After a three-year stint in advertising he worked for the International Red Cross until 1991, when he joined Eskom. He became head of human resources in a strong post-1994 senior management team, responsible for human resource development and transformation.
He blamed the future disaster at Eskom on the government's failure to implement the team's recommendations, mainly to bring back plant and build power stations.
He said poor policy decisions "broke the momentum" of what the post-'94 team had embarked on.
He was appointed deputy CEO of Eskom in 2000 but lost the top job to Thulani Gcabashe.
In 2001 he was appointed to replace Louise Tager as chair of Transnet following the controversial $28.85m (about R230m at the time) payout to Coleman Andrews, the former CEO of South African Airways who left in 2001, 14 months before the end of his contract.
Transnet, which controlled 80% of SAA, was badly tarnished by the scandal and Khumalo was brought in to strengthen corporate governance and transparency.

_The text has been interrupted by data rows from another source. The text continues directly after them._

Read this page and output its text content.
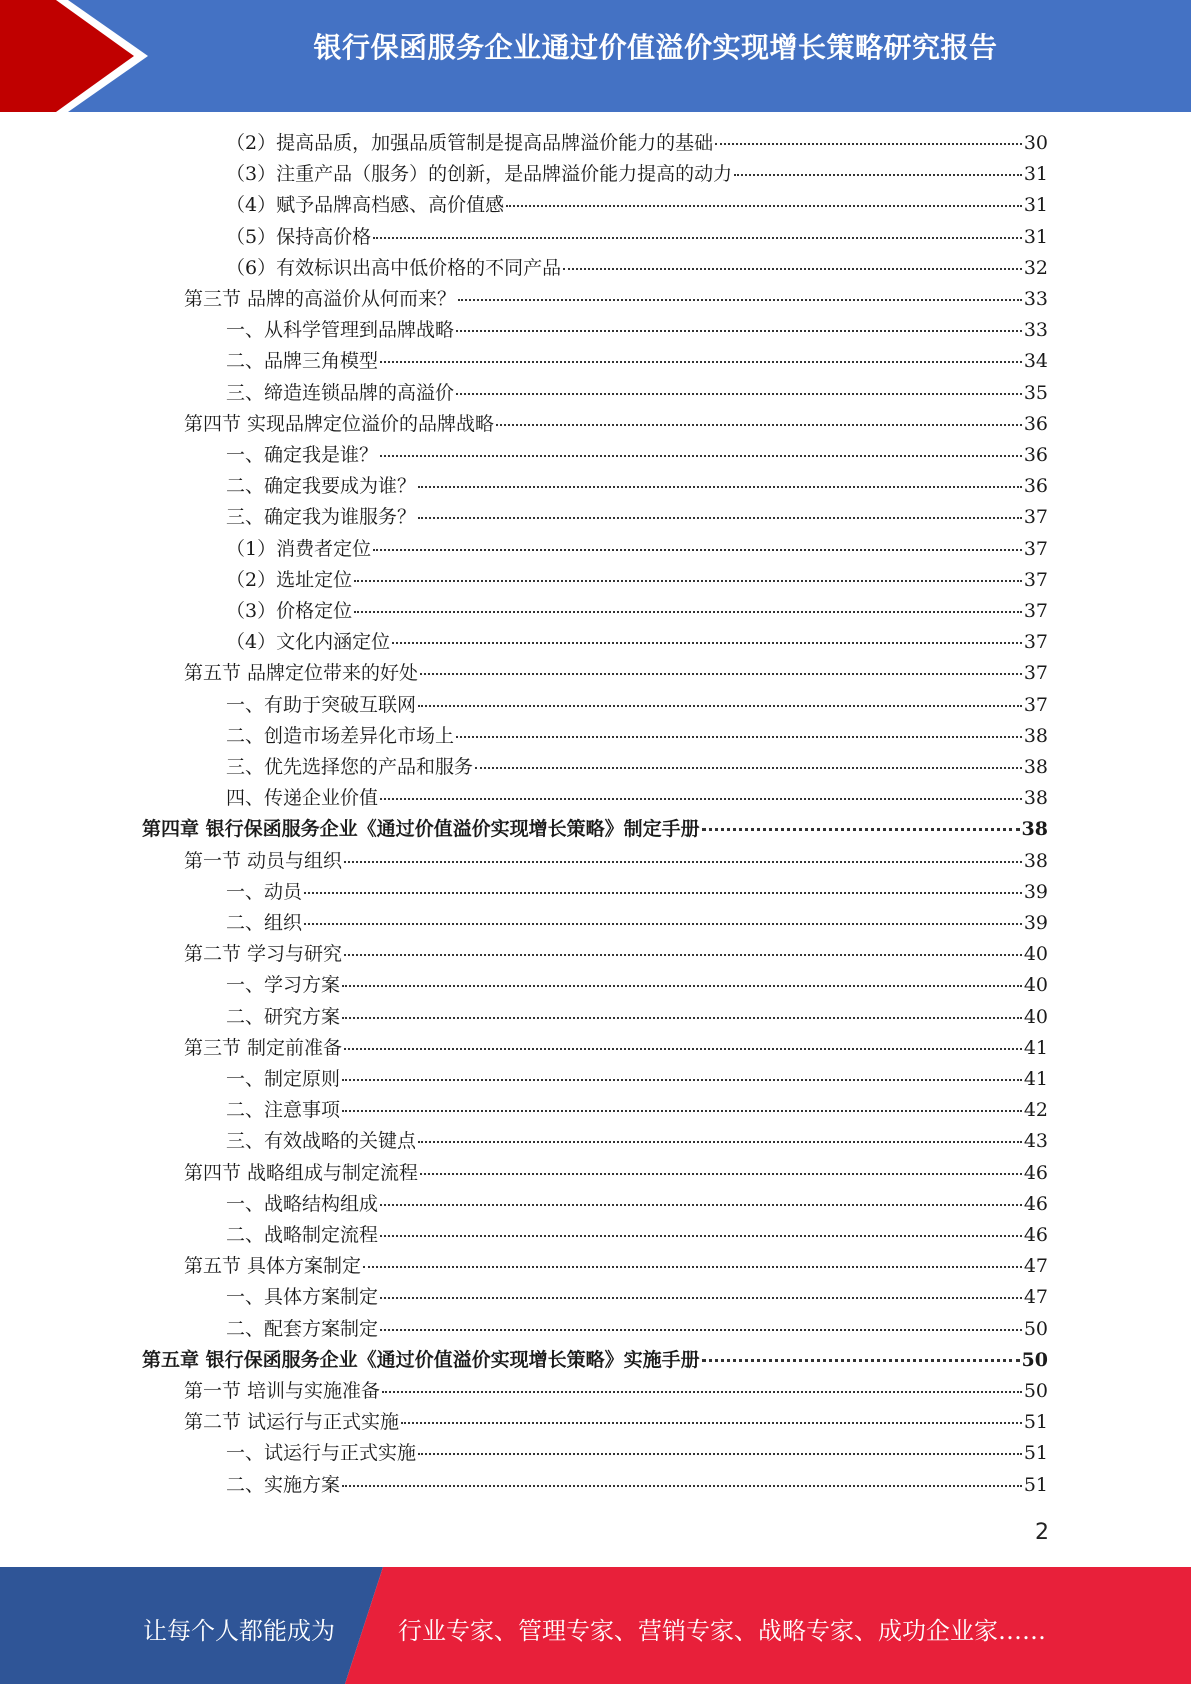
银行保函服务企业通过价值溢价实现增长策略研究报告
（2）提高品质，加强品质管制是提高品牌溢价能力的基础	30
（3）注重产品（服务）的创新，是品牌溢价能力提高的动力	31
（4）赋予品牌高档感、高价值感	31
（5）保持高价格	31
（6）有效标识出高中低价格的不同产品	32
第三节 品牌的高溢价从何而来？	33
一、从科学管理到品牌战略	33
二、品牌三角模型	34
三、缔造连锁品牌的高溢价	35
第四节 实现品牌定位溢价的品牌战略	36
一、确定我是谁？	36
二、确定我要成为谁？	36
三、确定我为谁服务？	37
（1）消费者定位	37
（2）选址定位	37
（3）价格定位	37
（4）文化内涵定位	37
第五节 品牌定位带来的好处	37
一、有助于突破互联网	37
二、创造市场差异化市场上	38
三、优先选择您的产品和服务	38
四、传递企业价值	38
第四章 银行保函服务企业《通过价值溢价实现增长策略》制定手册	38
第一节 动员与组织	38
一、动员	39
二、组织	39
第二节 学习与研究	40
一、学习方案	40
二、研究方案	40
第三节 制定前准备	41
一、制定原则	41
二、注意事项	42
三、有效战略的关键点	43
第四节 战略组成与制定流程	46
一、战略结构组成	46
二、战略制定流程	46
第五节 具体方案制定	47
一、具体方案制定	47
二、配套方案制定	50
第五章 银行保函服务企业《通过价值溢价实现增长策略》实施手册	50
第一节 培训与实施准备	50
第二节 试运行与正式实施	51
一、试运行与正式实施	51
二、实施方案	51
2
让每个人都能成为	行业专家、管理专家、营销专家、战略专家、成功企业家……
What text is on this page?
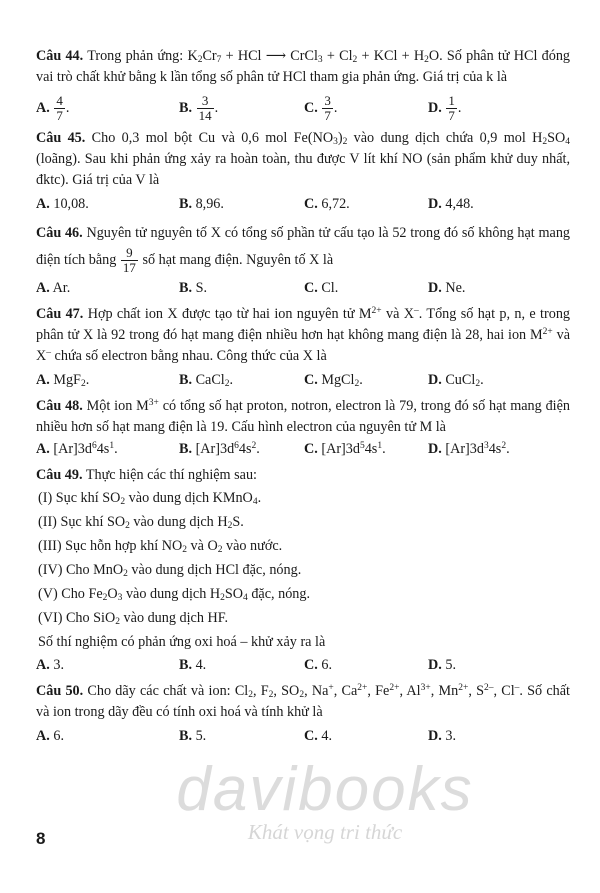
davibooks
Khát vọng tri thức

Câu 44. Trong phản ứng: $K_2Cr_7$ + HCl ⟶ CrCl$_3$ + $Cl_2$ + KCl + $H_2O$. Số phân tử HCl đóng vai trò chất khử bằng k lần tổng số phân tử HCl tham gia phản ứng. Giá trị của k là

A. $\frac{4}{7}$ .	B. $\frac{3}{14}$ .	C. $\frac{3}{7}$ .	D. $\frac{1}{7}$ .

Câu 45. Cho 0,3 mol bột Cu và 0,6 mol $Fe(NO_3)_2$ vào dung dịch chứa 0,9 mol $H_2SO_4$ (loãng). Sau khi phản ứng xảy ra hoàn toàn, thu được V lít khí NO (sản phẩm khử duy nhất, đktc). Giá trị của V là

A. 10,08.	B. 8,96.	C. 6,72.	D. 4,48.

Câu 46. Nguyên tử nguyên tố X có tổng số phần tử cấu tạo là 52 trong đó số không hạt mang điện tích bằng $\frac{9}{17}$ số hạt mang điện. Nguyên tố X là

A. Ar.	B. S.	C. Cl.	D. Ne.

Câu 47. Hợp chất ion X được tạo từ hai ion nguyên tử $M^{2+}$ và X–. Tổng số hạt p, n, e trong phân tử X là 92 trong đó hạt mang điện nhiều hơn hạt không mang điện là 28, hai ion $M^{2+}$ và X– chứa số electron bằng nhau. Công thức của X là

A. MgF$_2$.	B. CaCl$_2$.	C. MgCl$_2$.	D. CuCl$_2$.

Câu 48. Một ion $M^{3+}$ có tổng số hạt proton, notron, electron là 79, trong đó số hạt mang điện nhiều hơn số hạt mang điện là 19. Cấu hình electron của nguyên tử M là

A. $[Ar]3d^64s^1$.	B. $[Ar]3d^64s^2$.	C. $[Ar]3d^54s^1$.	D. $[Ar]3d^34s^2$.

Câu 49. Thực hiện các thí nghiệm sau:

(I) Sục khí $SO_2$ vào dung dịch KMnO$_4$.
(II) Sục khí $SO_2$ vào dung dịch $H_2S$.
(III) Sục hỗn hợp khí $NO_2$ và $O_2$ vào nước.
(IV) Cho MnO$_2$ vào dung dịch HCl đặc, nóng.
(V) Cho $Fe_2O_3$ vào dung dịch $H_2SO_4$ đặc, nóng.
(VI) Cho SiO$_2$ vào dung dịch HF.
Số thí nghiệm có phản ứng oxi hoá – khử xảy ra là
A. 3.	B. 4.	C. 6.	D. 5.

Câu 50. Cho dãy các chất và ion: $Cl_2$, $F_2$, $SO_2$, Na+, $Ca^{2+}$, $Fe^{2+}$, $Al^{3+}$, $Mn^{2+}$, $S^{2-}$, Cl–. Số chất và ion trong dãy đều có tính oxi hoá và tính khử là

A. 6.	B. 5.	C. 4.	D. 3.
8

He left in 2004 and looked on in dismay as his legacy was trashed during the state capture years.
In 2003 he became the empowerment partner and chair of advertising agency Grey SA. The partnership ended acrimoniously some years later over a dispute about the value he felt should have accrued to him.
In 2006 he became MD of JHI Real Estate. In 2007 he started Gidani and led its successful bid for the licence to operate the national lottery.

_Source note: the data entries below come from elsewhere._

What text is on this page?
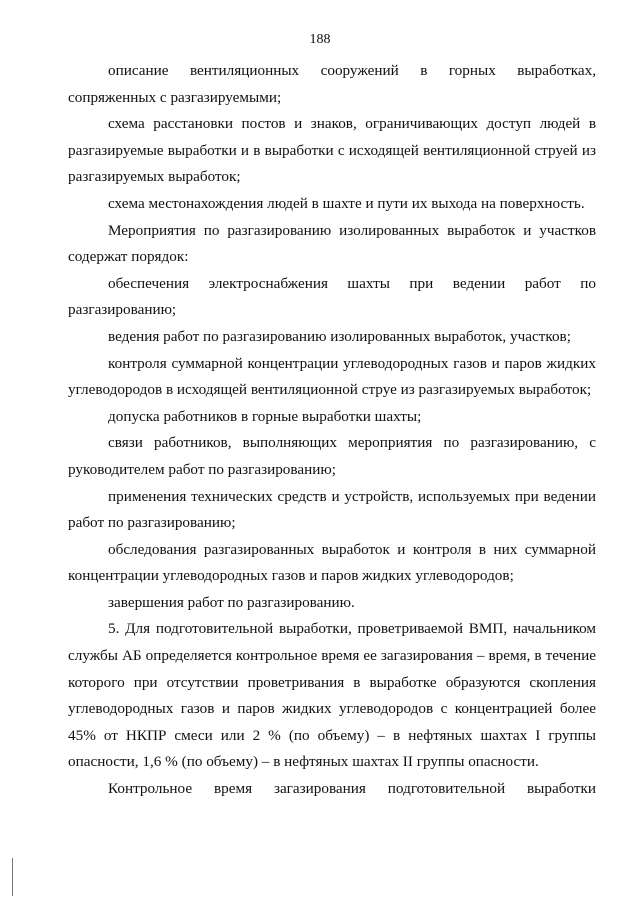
188

описание вентиляционных сооружений в горных выработках, сопряженных с разгазируемыми;

схема расстановки постов и знаков, ограничивающих доступ людей в разгазируемые выработки и в выработки с исходящей вентиляционной струей из разгазируемых выработок;

схема местонахождения людей в шахте и пути их выхода на поверхность.

Мероприятия по разгазированию изолированных выработок и участков содержат порядок:

обеспечения электроснабжения шахты при ведении работ по разгазированию;

ведения работ по разгазированию изолированных выработок, участков;

контроля суммарной концентрации углеводородных газов и паров жидких углеводородов в исходящей вентиляционной струе из разгазируемых выработок;

допуска работников в горные выработки шахты;

связи работников, выполняющих мероприятия по разгазированию, с руководителем работ по разгазированию;

применения технических средств и устройств, используемых при ведении работ по разгазированию;

обследования разгазированных выработок и контроля в них суммарной концентрации углеводородных газов и паров жидких углеводородов;

завершения работ по разгазированию.

5. Для подготовительной выработки, проветриваемой ВМП, начальником службы АБ определяется контрольное время ее загазирования – время, в течение которого при отсутствии проветривания в выработке образуются скопления углеводородных газов и паров жидких углеводородов с концентрацией более 45% от НКПР смеси или 2 % (по объему) – в нефтяных шахтах I группы опасности, 1,6 % (по объему) – в нефтяных шахтах II группы опасности.

Контрольное время загазирования подготовительной выработки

The award was set aside after the Pretoria high court found that the process was "flawed", but reinstated several months later.
In 2011 Gidani was fined R15m after being found guilty by the lotteries board of security lapses that raised questions about the probity and financial integrity of the lotteries operation.
In 2014 the lottery licence was awarded to Ithuba in spite of Gidani being recommended by the board.
Khumalo challenged the decision in the Pretoria high court, which ruled that it was invalid and sent it back to trade and industry minister Rob Davies for reconsideration. In 2015 he re-awarded it to Ithuba.
Khumalo used his considerable experience of lotteries to advise East African governments, including those of Uganda and Tanzania, on how to start and operate their own national lotteries.
He was appointed to the board of the SABC in 2013 but clashed with then communications minister Faith Muthambi over her interference with the board and support for controversial chief operations officer Hlaudi Motsoeneng.
Khumalo publicly challenged the board's decision to back the permanent appointment of Motsoeneng in 2014 after
a damning report by then public protector
Thuli Madonsela found Motsoeneng had fabricated his qualifications, purged those he disagreed with and irregularly increased his salary from R1.5m to R2.4m in one year.
Khumalo resigned early in 2015 when he received a letter from Muthambi asking for reasons why she shouldn't recommend his dismissal to president Jacob Zuma.
He told a 2016 parliamentary inquiry into the SABC that parliament should accept responsibility for not holding the minister to account.
He said MPs should be more stringent when appointing board members. Most of them didn't understand or care about corporate governance, interfered with the executive and allowed the government to interfere with the board. This was also why most state-owned enterprises failed, he said.
Khumalo is survived by his wife Nelisa and two children. Two sons and a nephew were killed in a car accident in 2002.